Il lutto perinatale è definibile come la perdita di un figlio, per aborto spontaneo, interruzione terapeutica della gravidanza o morte in utero, nel periodo che va dalla 27° settimana ai 7 giorni dopo il parto. Viene interpretato come un “non-evento” e per questo, talvolta, viene poco riconosciuto. Questo lutto comporta la perdita di una persona già interiorizzata come parte della propria vita futura. Questo implica la presenza di aspettative, emozioni e pensieri su noi stessi e sulla nascita, non realizzati. Il processo di elaborazione e l’attribuzione di senso e significato a quanto avvenuto spesso risulta estremamente doloroso.

Le diverse fasi del processo di elaborazione sono comuni a tutti. Quello che varia è la durata temporale e l’intensità, a seconda delle modalità e delle risorse che ogni singolo individuo e coppia ha a disposizione.

Le fasi del lutto sono:

  • Fase di shock. Al momento della comunicazione della perdita, la mente crea un “distacco”, una barriera difensiva. Spesso questa fase implica la negazione della perdita, in quanto troppo dolorosa da accettare. In questo momento, ci si può sentire agitati, disorientati, distaccati dalla realtà.
  • Fase di protesta. In questa fase le emozioni principali sono rabbia, senso di colpa e di ingiustizia. Di norma, l’intensità è direttamente proporzionale alla sensazione di impotenza e di non aver avuto possibilità di scelta.
  • Fase di disorganizzazione. In questa fase la rabbia lascia posto a solitudine e tristezza. La persona può chiudersi maggiormente in sé stessa e trovarsi ad evitare qualsiasi argomento che possa far riemergere pensieri ed emozioni sull’evento.
  • Fase di Riorganizzazione e Accettazione. Questa fase corrisponde al completamento e alla risoluzione del processo di elaborazione del lutto. Anche grazie al supporto degli altri (famigliari, amici, operatori di cura, psicologi), la persona inizia a prendere consapevolezza del lutto, ad accettarlo, a dargli un senso. Impara, così, a conviverci.
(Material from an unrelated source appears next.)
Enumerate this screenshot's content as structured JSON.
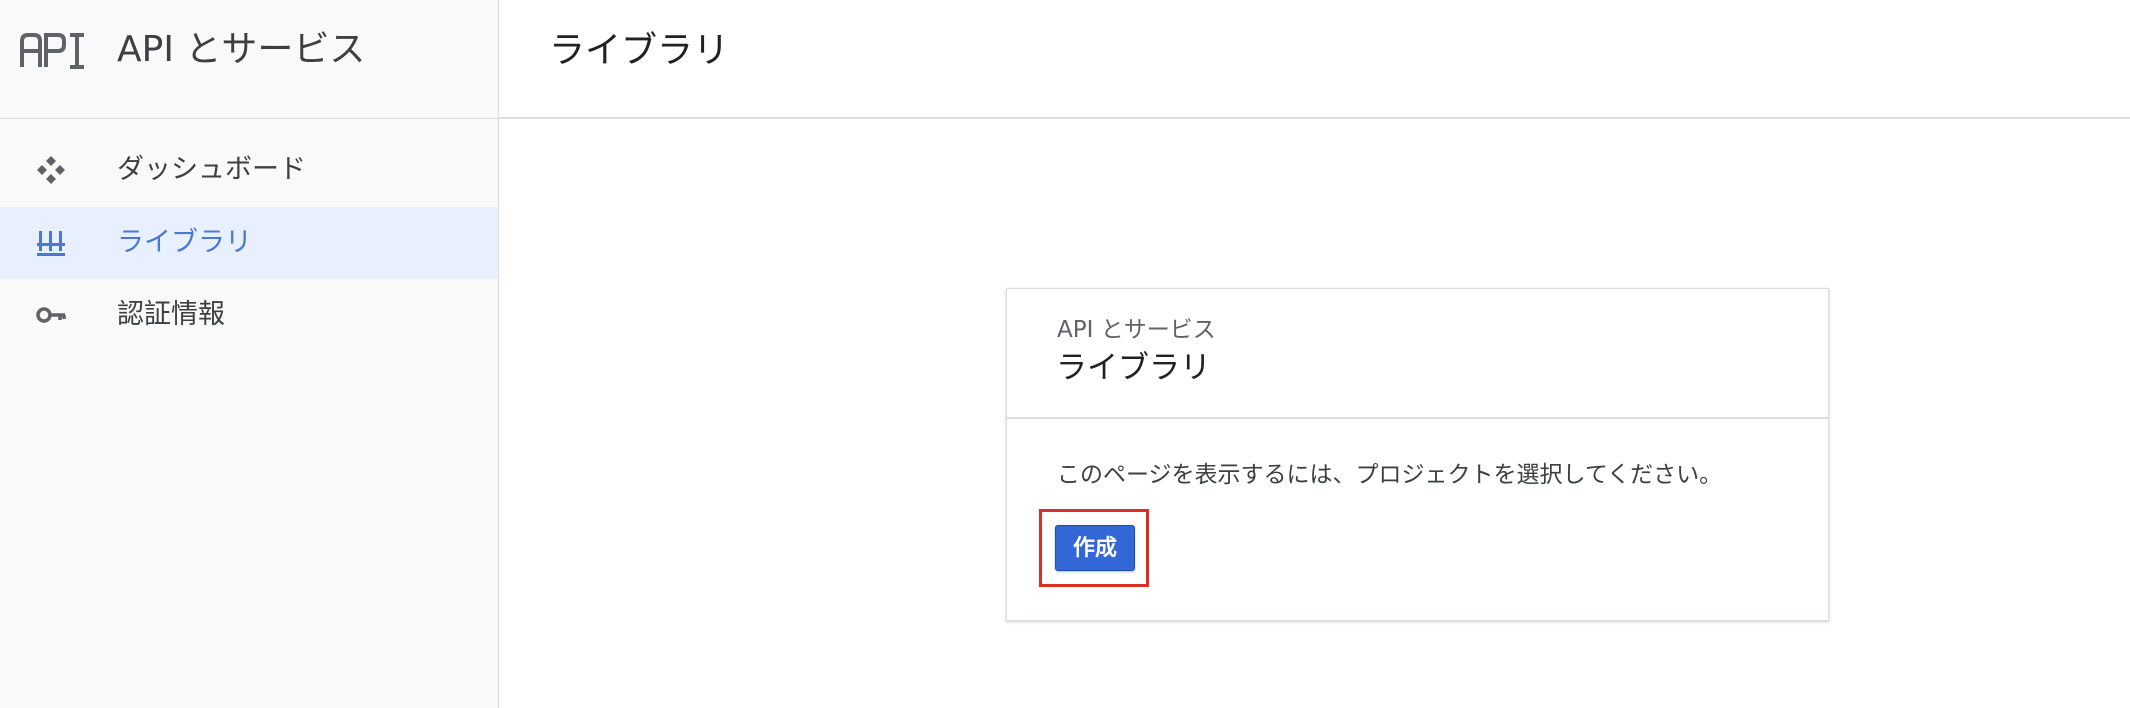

A volte, questo processo può arrestarsi, generando un disturbo da lutto complicato. In questo lutto è presente un’importante compromissione nel funzionamento per almeno 12 mesi. In questo periodo si manifestano per la maggior parte del tempo: sintomi da sofferenza reattiva alla morte, quali una profonda e pervasiva nostalgia, rabbia, tristezza, valutazione negativa di sé, eccessivo evitamento dei ricordi della perdita e non accettazione della stessa. Inoltre, sintomi di confusione sulla propria identità e sulla socialità come la sensazione di essere soli, distaccati dalla realtà, di non avere uno scopo e un ruolo nella società. Talvolta può essere presente un desiderio di morire.

È importante sottolineare, però, come il processo di elaborazione del lutto possa durare anche 2 o 3 anni. Diventa, quindi, fuorviante differenziare un decorso normale e fisiologico, da uno complicato, basandosi sul mero criterio temporale.

Cosa può favorire una risoluzione funzionale?

Esistono alcuni elementi che favoriscono una risoluzione positiva del processo: avere una rete sociale (partner, familiari, amici) capaci di affrontare in modo efficace il lutto, fornendo un supporto funzionale, avere valori di vita stabili, un’ideologia politica, culturale, religiosa, percepirsi come in grado di fronteggiare questa perdita.

Inoltre, può essere determinante la scelta di affidarsi ad uno psicoterapeuta, il quale non potrà eliminare la sofferenza, ma potrà aiutare ad attribuire un nuovo senso e significato a pensieri ed emozioni negative che ostacolano l’elaborazione del lutto. Esistono tecniche specifiche, come l’EMDR, che supportano questo processo.

Il percorso di psicoterapia favorirà la rielaborazione e l’accettazione di una realtà dove quel bambino, così pensato ed atteso, non c’è. Grazie al conforto e la gestione del dolore, il terapeuta aiuta il paziente ad adattarsi ad una realtà nuova, con nuovi ruoli sociali e un nuovo senso di sé, in cui si dà spazio alla tristezza per la perdita, ma si riesce a proseguire con la propria vita.

Elaborare un lutto non vuol dire dimenticare! Significa dare un giusto posto all’amore provato (e alla tristezza per la perdita) per una persona che continuerà a vivere nei nostri ricordi e nelle nostre emozioni.